There’s some merit to that. The US prospered in large part because the Commerce Clause made sure that the country was essentially one large free trade zone, with uniform laws when the commerce crossed state lines.
Thinking regionally makes sense in certain obvious cases. Cars don’t stop at a city or state lines, for instance, but buses often do. At the eastern terminus of the Kansas Turnpike, the rest area features a picture from the road’s construction, showing it ending at surface level in a farmer’s field in Oklahoma. A lack of coordination between the two states did that, although the highway was eventually completed. And Maryland is still standing in the way of both a Western Bypass and an Eastern Bypass to the Capitol Beltway, projects that anyone looking at a map can see make simple common sense for an area drowning in traffic. One frustration of living in Omaha for the year was the lack of regional bus service. RTD has unified bus service around the Denver region, and because of partial privatization, has plenty of suburb-to-suburb routes that avoid the city center altogether.
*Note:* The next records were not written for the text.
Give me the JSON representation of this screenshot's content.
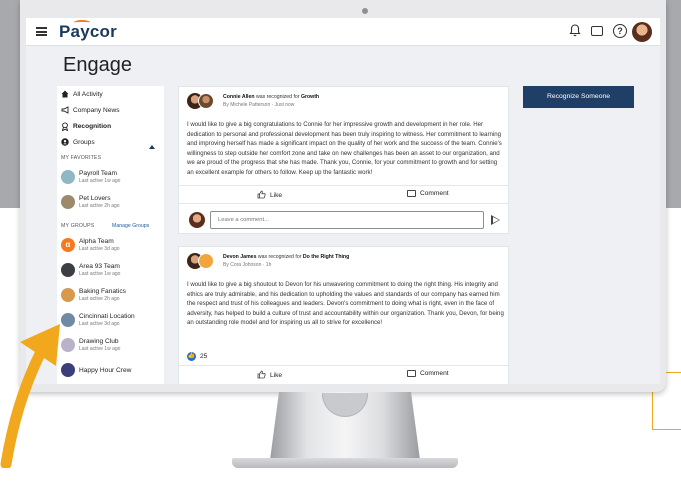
{
  "app": {
    "logo": "Paycor",
    "page_title": "Engage"
  },
  "colors": {
    "brand_navy": "#1f3f66",
    "accent_orange": "#f47a20",
    "arrow_yellow": "#f2a81d",
    "link_blue": "#1f5b9c"
  },
  "topbar": {
    "icons": [
      "bell-icon",
      "chat-icon",
      "help-icon",
      "user-avatar"
    ],
    "help_glyph": "?"
  },
  "sidebar": {
    "nav": [
      {
        "label": "All Activity",
        "icon": "home-icon"
      },
      {
        "label": "Company News",
        "icon": "megaphone-icon"
      },
      {
        "label": "Recognition",
        "icon": "award-icon"
      },
      {
        "label": "Groups",
        "icon": "groups-icon"
      }
    ],
    "favorites_label": "MY FAVORITES",
    "favorites": [
      {
        "name": "Payroll Team",
        "status": "Last active 1w ago",
        "color": "#8fb8c4"
      },
      {
        "name": "Pet Lovers",
        "status": "Last active 2h ago",
        "color": "#9c8a6a"
      }
    ],
    "groups_label": "MY GROUPS",
    "manage_label": "Manage Groups",
    "groups": [
      {
        "name": "Alpha Team",
        "status": "Last active 3d ago",
        "color": "#f47a20"
      },
      {
        "name": "Area 93 Team",
        "status": "Last active 1w ago",
        "color": "#3b3f44"
      },
      {
        "name": "Baking Fanatics",
        "status": "Last active 2h ago",
        "color": "#d89a4a"
      },
      {
        "name": "Cincinnati Location",
        "status": "Last active 3d ago",
        "color": "#6f8aa3"
      },
      {
        "name": "Drawing Club",
        "status": "Last active 1w ago",
        "color": "#b9b2c8"
      },
      {
        "name": "Happy Hour Crew",
        "status": "",
        "color": "#3a3f7a"
      }
    ]
  },
  "posts": [
    {
      "author": "Connie Allen",
      "action": " was recognized for ",
      "category": "Growth",
      "byline": "By Michele Patterson · Just now",
      "body": "I would like to give a big congratulations to Connie for her impressive growth and development in her role. Her dedication to personal and professional development has been truly inspiring to witness. Her commitment to learning and improving herself has made a significant impact on the quality of her work and the success of the team. Connie's willingness to step outside her comfort zone and take on new challenges has been an asset to our organization, and we are proud of the progress that she has made. Thank you, Connie, for your commitment to growth and for setting an excellent example for others to follow. Keep up the fantastic work!",
      "like_label": "Like",
      "comment_label": "Comment",
      "comment_placeholder": "Leave a comment..."
    },
    {
      "author": "Devon James",
      "action": " was recognized for ",
      "category": "Do the Right Thing",
      "byline": "By Cora Johnson · 1h",
      "body": "I would like to give a big shoutout to Devon for his unwavering commitment to doing the right thing. His integrity and ethics are truly admirable, and his dedication to upholding the values and standards of our company has earned him the respect and trust of his colleagues and leaders. Devon's commitment to doing what is right, even in the face of adversity, has helped to build a culture of trust and accountability within our organization. Thank you, Devon, for being an outstanding role model and for inspiring us all to strive for excellence!",
      "reaction_count": "25",
      "like_label": "Like",
      "comment_label": "Comment"
    }
  ],
  "recognize_button": "Recognize Someone"
}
But what Obama is proposing in the clip above is something far more widespread. Schools? Housing policy? We may all be in this together, but Colorado has the idea of local control of school built into its Constitution, we feel so strongly about it. How ought they react that they need to subsidize the Denver teacher’s union? After initially demanding a part of the federal pie in return for providing “affordable housing,” they would find themselves unable to break free.
Worse, allowing Denver to export high-density housing to the suburbs is not merely a lifestyle issue, it’s also a political one. Jonathan Rodden has conducted considerable research showing that in the United States and indeed, throughout the Anglosphere, high-density housing areas, even at the precinct level, reliably and overwhelmingly vote significantly to the left of surrounding lower-density housing. These results appear to be largely independent of income level, so it’s not simply a matter of the urban poor voting Democrat; the urban rich do so, too. Extending “affordable housing,” which is almost always higher-density, into the suburbs, would infiltrate those voting patterns into this battleground area.
Localities would find themselves with less and less control both over the services they are expected to provide, and with less and less control over the taxing policy to fund those services. They would find themselves more and more dependent on state and federal funding, and thus more subject to federal and state rules. As power flowed from chartered cities and counties to these regional bodies, the rules under which they operate would also become less accountable to local control. And the flow of money to services, and the public employee unions, would become increasingly political, as the region’s government began to resemble urban machines.